According to research published in the Journal of the American College of Cardiology, older adults at rural hospitals are less likely to receive essential procedures and treatments for heart attack and stroke.
In a nationwide study of Medicaid beneficiaries, researchers at Beth Israel Deaconess Medical Center (BIDMC) performed a retrospective cross-sectional study to evaluate the differences in procedural care and mortality for acute cardiovascular conditions between rural and urban hospitals. Wadhera, Loccoh, and colleagues looked at data from more than two million Medicare beneficiaries aged sixty-five and older hospitalized with acute cardiovascular conditions at more than four thousand urban and rural hospitals across the US from 2016 to 2018.
The researchers found significant disparities in the treatment of patients with rural and urban patients. This finding demonstrates that older adults initially presenting at rural hospitals are less likely to receive essential procedures and treatments for heart attack and stroke. Furthermore, the researchers found that mortality rates were also higher at rural hospitals for patients presenting with heart attack, heart failure, or stroke than at urban hospitals.

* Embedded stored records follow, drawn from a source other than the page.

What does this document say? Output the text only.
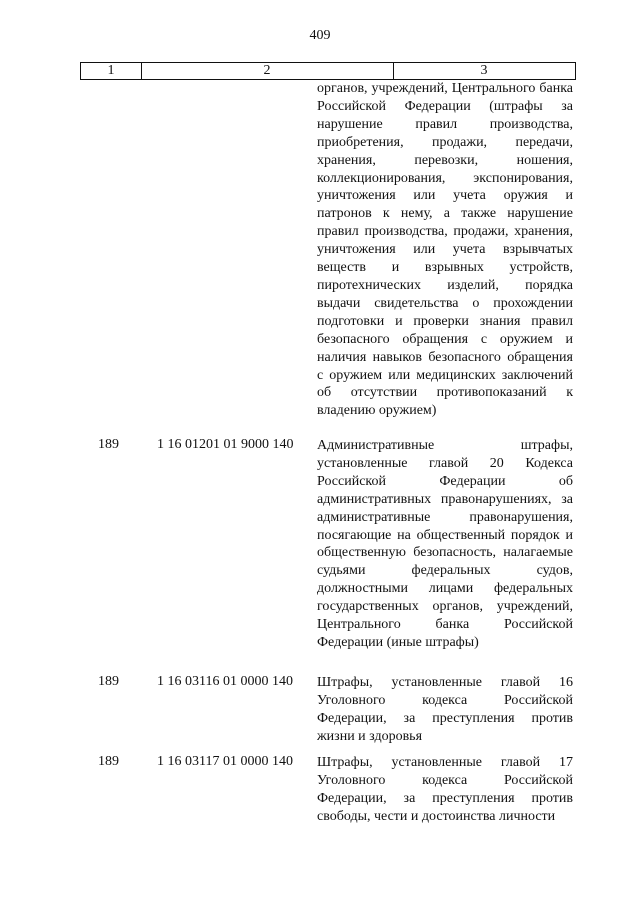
409
1	2	3
органов, учреждений, Центрального банка Российской Федерации (штрафы за нарушение правил производства, приобретения, продажи, передачи, хранения, перевозки, ношения, коллекционирования, экспонирования, уничтожения или учета оружия и патронов к нему, а также нарушение правил производства, продажи, хранения, уничтожения или учета взрывчатых веществ и взрывных устройств, пиротехнических изделий, порядка выдачи свидетельства о прохождении подготовки и проверки знания правил безопасного обращения с оружием и наличия навыков безопасного обращения с оружием или медицинских заключений об отсутствии противопоказаний к владению оружием)
189	1 16 01201 01 9000 140 Административные штрафы, установленные главой 20 Кодекса Российской Федерации об административных правонарушениях, за административные правонарушения, посягающие на общественный порядок и общественную безопасность, налагаемые судьями федеральных судов, должностными лицами федеральных государственных органов, учреждений, Центрального банка Российской Федерации (иные штрафы)
189	1 16 03116 01 0000 140 Штрафы, установленные главой 16 Уголовного кодекса Российской Федерации, за преступления против жизни и здоровья
189	1 16 03117 01 0000 140 Штрафы, установленные главой 17 Уголовного кодекса Российской Федерации, за преступления против свободы, чести и достоинства личности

According to the researchers, medicare beneficiaries admitted to rural hospitals with acute cardiovascular diseases were older, more likely to be female, and more likely to be white than those in urban areas. These patients were also less likely to obtain procedural care, such as cardiac catheterization for heart attack patients or thrombolysis and endovascular therapy for stroke patients.
The researchers noted that several factors might contribute to worse outcomes in rural areas, despite significant public health and policy efforts to reduce rural-urban inequities. Some of the identified factors include a decline in primary care physicians and specialties, which make access to follow-up care after discharge more difficult. A string of rural hospital closures in the previous decade led to lengthier travel times, delays in emergency medical services and treatments, and a lack of resources and infrastructure in the rural setting.
“Although public health and policy efforts to improve rural health have intensified over the past decade, our findings highlight that large gaps in clinical outcomes for cardiovascular conditions remain in the United States,” the corresponding author Rishi K. Wadhera wrote, “These disparities suggest that rural adults continue to face challenges accessing the care they need for urgent conditions, an issue that has likely been magnified by the rapid rise in rural hospital closures over the last decade.”
Disclosure: Some authors received personal fees from Biosense Webster, grants, and personal fees from Abbott Vascular, AstraZeneca, Boston Scientific, and Medtronic outside the submitted work. The corresponding author serves as a consultant for Abbott outside the submitted work.